Мало того. Судьба самого гедизма свидетельствует, как мало тактика сектантской непримиримости способна стать тактикой рабочего класса. После отчаянной борьбы гедизму не удалось вытеснить жоресизм, — и пока они в конце концов пришли к довольно механическому объединению, в рабочих местах сложилось сильное синдикалистское движение, враждебное социалистической партии и политике вообще. Гедизм, как таковой, оказался неспособен ассимилировать классовое движение пролетариата. Это уже исторический факт, которого не приходится отрицать.

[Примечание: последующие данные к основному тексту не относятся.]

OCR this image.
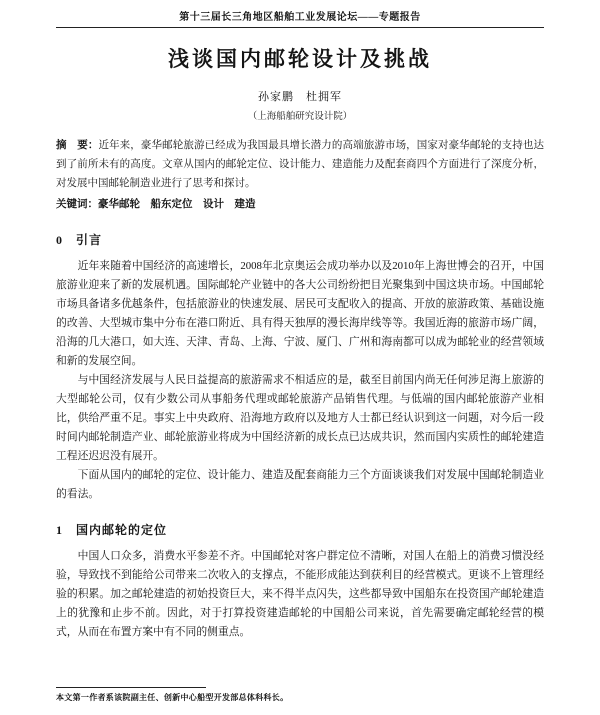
第十三届长三角地区船舶工业发展论坛——专题报告
浅谈国内邮轮设计及挑战
孙家鹏　杜拥军
（上海船舶研究设计院）
摘　要：近年来，豪华邮轮旅游已经成为我国最具增长潜力的高端旅游市场，国家对豪华邮轮的支持也达到了前所未有的高度。文章从国内的邮轮定位、设计能力、建造能力及配套商四个方面进行了深度分析，对发展中国邮轮制造业进行了思考和探讨。
关键词：豪华邮轮　船东定位　设计　建造
0　引言

近年来随着中国经济的高速增长，2008年北京奥运会成功举办以及2010年上海世博会的召开，中国旅游业迎来了新的发展机遇。国际邮轮产业链中的各大公司纷纷把目光聚集到中国这块市场。中国邮轮市场具备诸多优越条件，包括旅游业的快速发展、居民可支配收入的提高、开放的旅游政策、基础设施的改善、大型城市集中分布在港口附近、具有得天独厚的漫长海岸线等等。我国近海的旅游市场广阔，沿海的几大港口，如大连、天津、青岛、上海、宁波、厦门、广州和海南都可以成为邮轮业的经营领域和新的发展空间。

与中国经济发展与人民日益提高的旅游需求不相适应的是，截至目前国内尚无任何涉足海上旅游的大型邮轮公司，仅有少数公司从事船务代理或邮轮旅游产品销售代理。与低端的国内邮轮旅游产业相比，供给严重不足。事实上中央政府、沿海地方政府以及地方人士都已经认识到这一问题，对今后一段时间内邮轮制造产业、邮轮旅游业将成为中国经济新的成长点已达成共识，然而国内实质性的邮轮建造工程还迟迟没有展开。

下面从国内的邮轮的定位、设计能力、建造及配套商能力三个方面谈谈我们对发展中国邮轮制造业的看法。

1　国内邮轮的定位

中国人口众多，消费水平参差不齐。中国邮轮对客户群定位不清晰，对国人在船上的消费习惯没经验，导致找不到能给公司带来二次收入的支撑点，不能形成能达到获利目的经营模式。更谈不上管理经验的积累。加之邮轮建造的初始投资巨大，来不得半点闪失，这些都导致中国船东在投资国产邮轮建造上的犹豫和止步不前。因此，对于打算投资建造邮轮的中国船公司来说，首先需要确定邮轮经营的模式，从而在布置方案中有不同的侧重点。

本文第一作者系该院副主任、创新中心船型开发部总体科科长。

Кто не закрывает добровольно глаз, тот должен признать, что и большевизм не обнаружил способности стать рабочей партией. Правда, с 1903 г. он страшно вырос, но он не поглотил других направлений, ни меньшевистского, ни с.-р-овского. Эти течения развивались параллельно, отчасти дополняя друг друга, отчасти пользуясь неудачами друг друга. Лишенный твердости и инициативы, большевизм игнорировал десятки тактических возможностей, фактически стремясь политические переживания масс заменить «беспощадной» полемикой в партийной литературе. От этого самое развитие большевизма по своему типу было и остается не столько органическим врастанием в рабочее движение, сколько подбором единомышленников в рабочей и интеллигентской среде. Отсюда та огромная роль, которую большевики придают дискуссиям и резолюциям на тему о «современном моменте буржуазной революции» или о «классовых задачах пролетариата». Призыв покинуть почву социологических дискуссий и найти общую формулу политических действий, хотя бы для завтрашнего дня, кажется им беспринципнейшим оппортунизмом. И это станет вполне понятным, если оценить разницу между собранием единомышленников и организацией политического действия. Недостаточно того, что мы лучше всех других партий и групп понимаем направление исторического развития.

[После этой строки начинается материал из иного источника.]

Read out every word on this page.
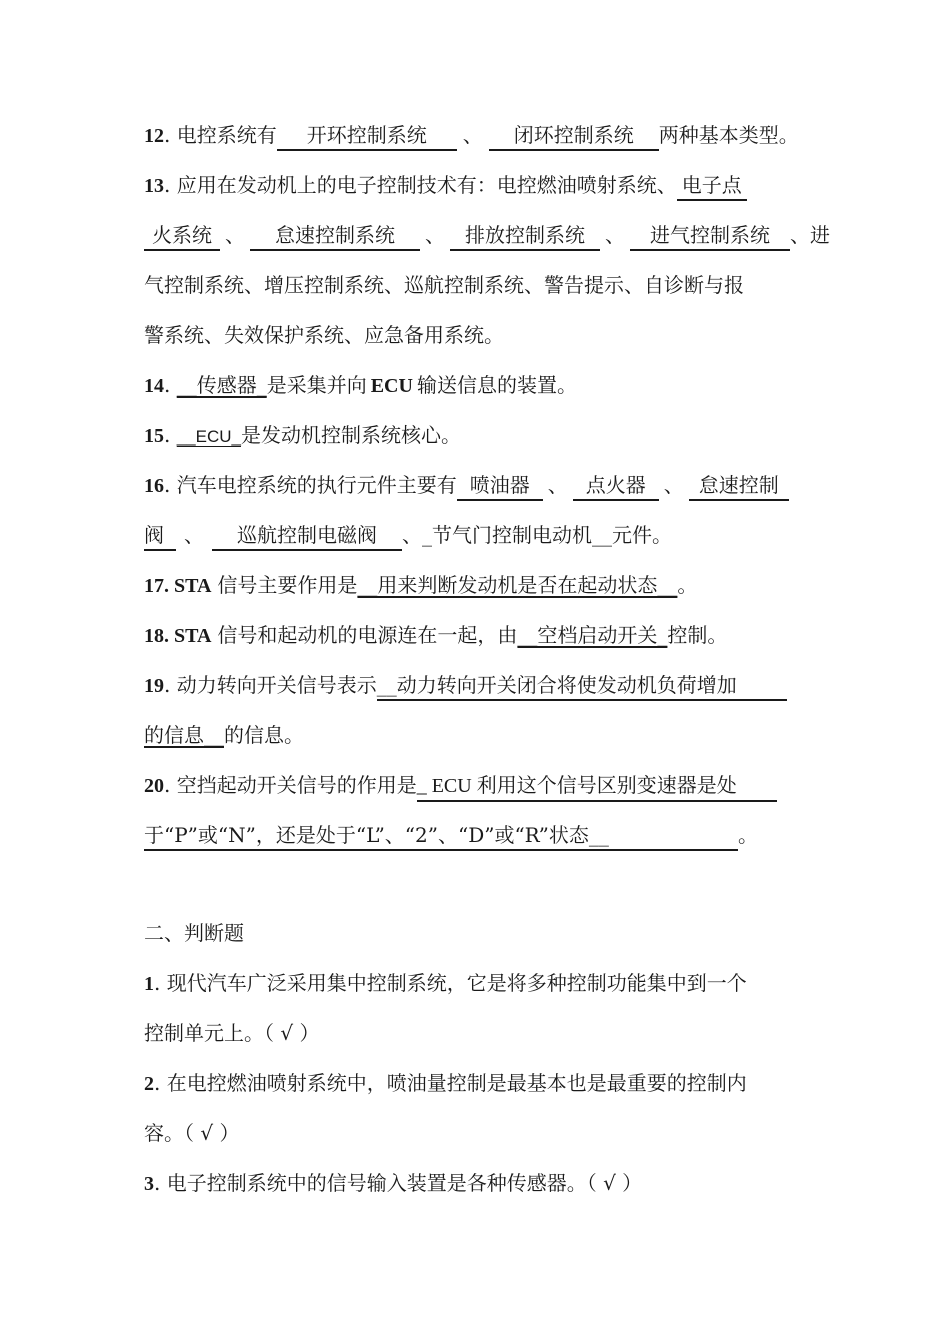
12. 电控系统有 开环控制系统 、 闭环控制系统 两种基本类型。
13. 应用在发动机上的电子控制技术有：电控燃油喷射系统、 电子点
火系统 、 怠速控制系统 、 排放控制系统 、 进气控制系统 、进
气控制系统、增压控制系统、巡航控制系统、警告提示、自诊断与报
警系统、失效保护系统、应急备用系统。
14. __传感器_是采集并向 ECU 输送信息的装置。
15. __ECU_是发动机控制系统核心。
16. 汽车电控系统的执行元件主要有 喷油器 、 点火器 、 怠速控制
阀 、 巡航控制电磁阀 、_节气门控制电动机__元件。
17. STA 信号主要作用是__用来判断发动机是否在起动状态__。
18. STA 信号和起动机的电源连在一起，由__空档启动开关_控制。
19. 动力转向开关信号表示__动力转向开关闭合将使发动机负荷增加
的信息__的信息。
20. 空挡起动开关信号的作用是_ ECU 利用这个信号区别变速器是处
于“P”或“N”，还是处于“L”、“2”、“D”或“R”状态__	。
二、判断题
1. 现代汽车广泛采用集中控制系统，它是将多种控制功能集中到一个
控制单元上。（ √ ）
2. 在电控燃油喷射系统中，喷油量控制是最基本也是最重要的控制内
容。（ √ ）
3. 电子控制系统中的信号输入装置是各种传感器。（ √ ）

Мы должны изо дня в день практически демонстрировать наши преимущества, как партия классовой борьбы. Эта истина кажется труизмом, — и большевики, как марксисты, прекрасно «понимают» ее в числе многого другого, — но, увы, как сектанты, они не способны практически проявить свое понимание. Они съезжаются в Лондон, чтоб путем азартных голосований продолжать свою полемику о «классовых задачах пролетариата», и во имя своего фракционного самоопределения они фактически дезорганизуют партию и не дают ей стать органом этих самых «классовых задач».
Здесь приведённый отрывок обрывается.